Dopo la tregua del 4 dicembre, Francia e Austria, rappresentate la prima da Charles-Maurice de Talleyrand e la seconda dal principe Giovanni di Liechtenstein e dal conte Ignatz von Gyulai, firmarono 22 giorni più tardi il trattato di Presburgo, che pose di fatto la potenza asburgica fuori dalla guerra. L'Austria accettò di riconoscere i territori francesi già ceduti con i precedenti trattati di Campoformio e di Lunéville e inoltre rinunciava a Venezia, all'Istria e alla Dalmazia a favore del Regno d'Italia, riconoscendo il titolo di Re d'Italia a Napoleone. Alla Baviera l'Austria fu costretta a cedere il Vorarlberg, il Tirolo e il Trentino, nonché altri domini tedeschi di minore entità che vennero ceduti al Baden e al Württemberg. Questi ultimi due stati, unitamente alla Baviera e all'Assia-Darmstadt, vennero elevati al rango di stati sovrani indipendenti. Le armate francesi, inoltre, si stanziarono nel sud della Germania. Veniva così definitivamente a cadere l'assetto del Sacro Romano Impero, disciolto l'anno seguente con l'abdicazione al trono imperiale di Francesco II, che da quel momento in avanti assunse il titolo di Francesco I d'Austria. Gli stati tedeschi furono riorganizzati nella Confederazione del Reno, istituita da Napoleone che ne divenne protettore, facendola rientrare nella sfera d'influenza francese e destinandola a fungere da cuscinetto tra Francia e Prussia. L'Austria dovette pagare anche 40 milioni di (franchi) (1/7 del reddito nazionale) come indennizzo di guerra alla Francia. Fu una conclusione dura ma non certo una pace catastrofica per l'impero asburgico che ottenne in cambio delle sue cessioni la città di Salisburgo.
La grande vittoria fu accolta dapprima con stupore e quindi con euforia a Parigi, dove solo pochi giorni prima si discuteva di una nazione sull'orlo del collasso finanziario e ora, dopo la durissima indennità imposta all'economia austriaca, ci si trovava per gli anni a venire con le casse ben fornite.
Austerlitz e la campagna precedente alterarono profondamente la natura della politica europea.
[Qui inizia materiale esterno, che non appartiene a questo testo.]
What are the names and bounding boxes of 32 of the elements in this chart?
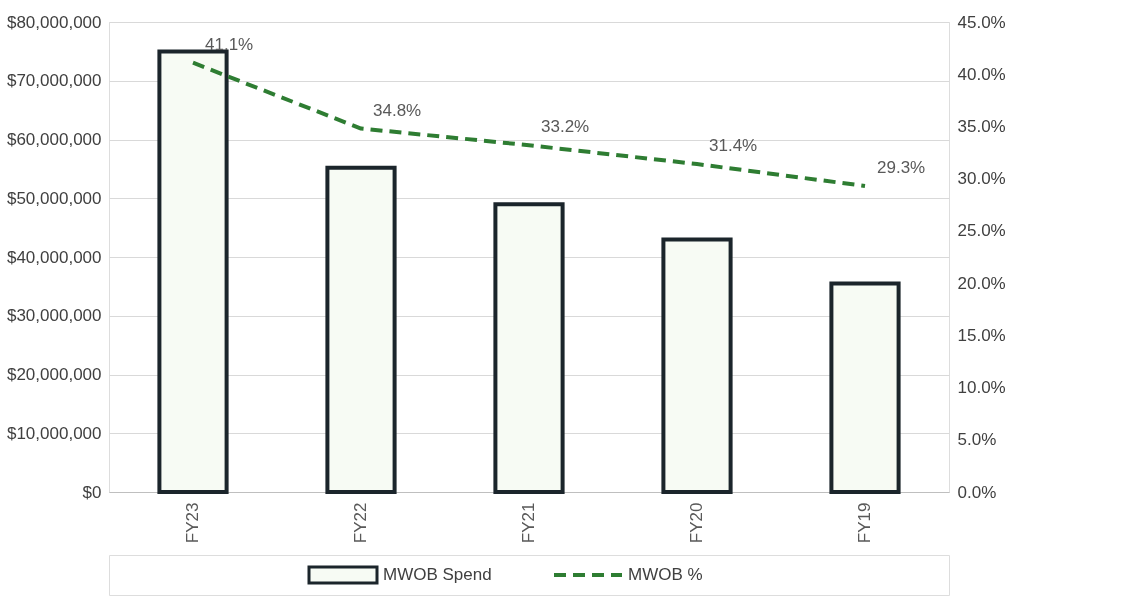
data-label: 33.2% <box>541 117 590 137</box>
y2-tick-label: 0.0% <box>957 482 997 502</box>
data-label: 31.4% <box>709 136 758 156</box>
y-tick-label: $50,000,000 <box>6 188 102 208</box>
y2-tick-label: 35.0% <box>957 116 1006 136</box>
x-tick-label: FY23 <box>183 502 202 544</box>
y2-tick-label: 5.0% <box>957 430 997 450</box>
y2-tick-label: 10.0% <box>957 378 1006 398</box>
x-tick-label: FY22 <box>351 502 370 544</box>
line-series <box>191 60 867 188</box>
y2-tick-label: 40.0% <box>957 64 1006 84</box>
y-tick-label: $30,000,000 <box>6 306 102 326</box>
y-tick-label: $0 <box>82 482 102 502</box>
x-tick-label: FY21 <box>519 502 538 544</box>
y2-tick-label: 25.0% <box>957 221 1006 241</box>
y2-tick-label: 30.0% <box>957 169 1006 189</box>
y-tick-label: $40,000,000 <box>6 247 102 267</box>
y2-tick-label: 20.0% <box>957 273 1006 293</box>
y2-tick-label: 15.0% <box>957 325 1006 345</box>
legend-label: MWOB % <box>628 565 703 584</box>
y-tick-label: $20,000,000 <box>6 365 102 384</box>
data-label: 41.1% <box>205 34 254 54</box>
data-label: 34.8% <box>373 100 422 120</box>
y-tick-label: $80,000,000 <box>6 12 102 32</box>
y-tick-label: $60,000,000 <box>6 130 102 149</box>
legend-label: MWOB Spend <box>383 565 492 584</box>
x-tick-label: FY20 <box>687 502 706 544</box>
y2-tick-label: 45.0% <box>957 12 1006 32</box>
y-tick-label: $70,000,000 <box>6 71 102 91</box>
x-tick-label: FY19 <box>855 502 874 544</box>
data-label: 29.3% <box>877 157 926 177</box>
y-tick-label: $10,000,000 <box>6 423 102 443</box>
In tre mesi i francesi avevano occupato Vienna, distrutto due eserciti e umiliato l'impero austriaco. Questi eventi si posero in netto contrasto con i rigidi equilibri di potere tipici del XVIII secolo stravolgendo la politica europea. Famosa la reazione alle notizie provenienti da Austerlitz di William Pitt: pare che da quel momento assunse una espressione permanentemente tirata e un colorito bluastro (da qualcuno ironicamente definito "look di Austerlitz") e poco prima di morire, meno di due mesi dopo, si rivolse alla nipote e indicandole una carta dell'Europa le disse:
«Roll up that map; it will not be wanted these ten years.»
«Arrotolate quella mappa, [così com'è adesso] non servirà più per i prossimi dieci anni.»
L'esito della battaglia preparò il terreno per quasi un decennio di dominazione francese del continente europeo ma, nonostante i tentativi di ingraziarsi la Prussia cedendole anche la ambita città di Hannover, questa vide nelle manovre di Napoleone un chiaro affronto al suo status di potenza principale dell'Europa centrale e poco dopo avrebbe dichiarato guerra alla Francia nel 1806.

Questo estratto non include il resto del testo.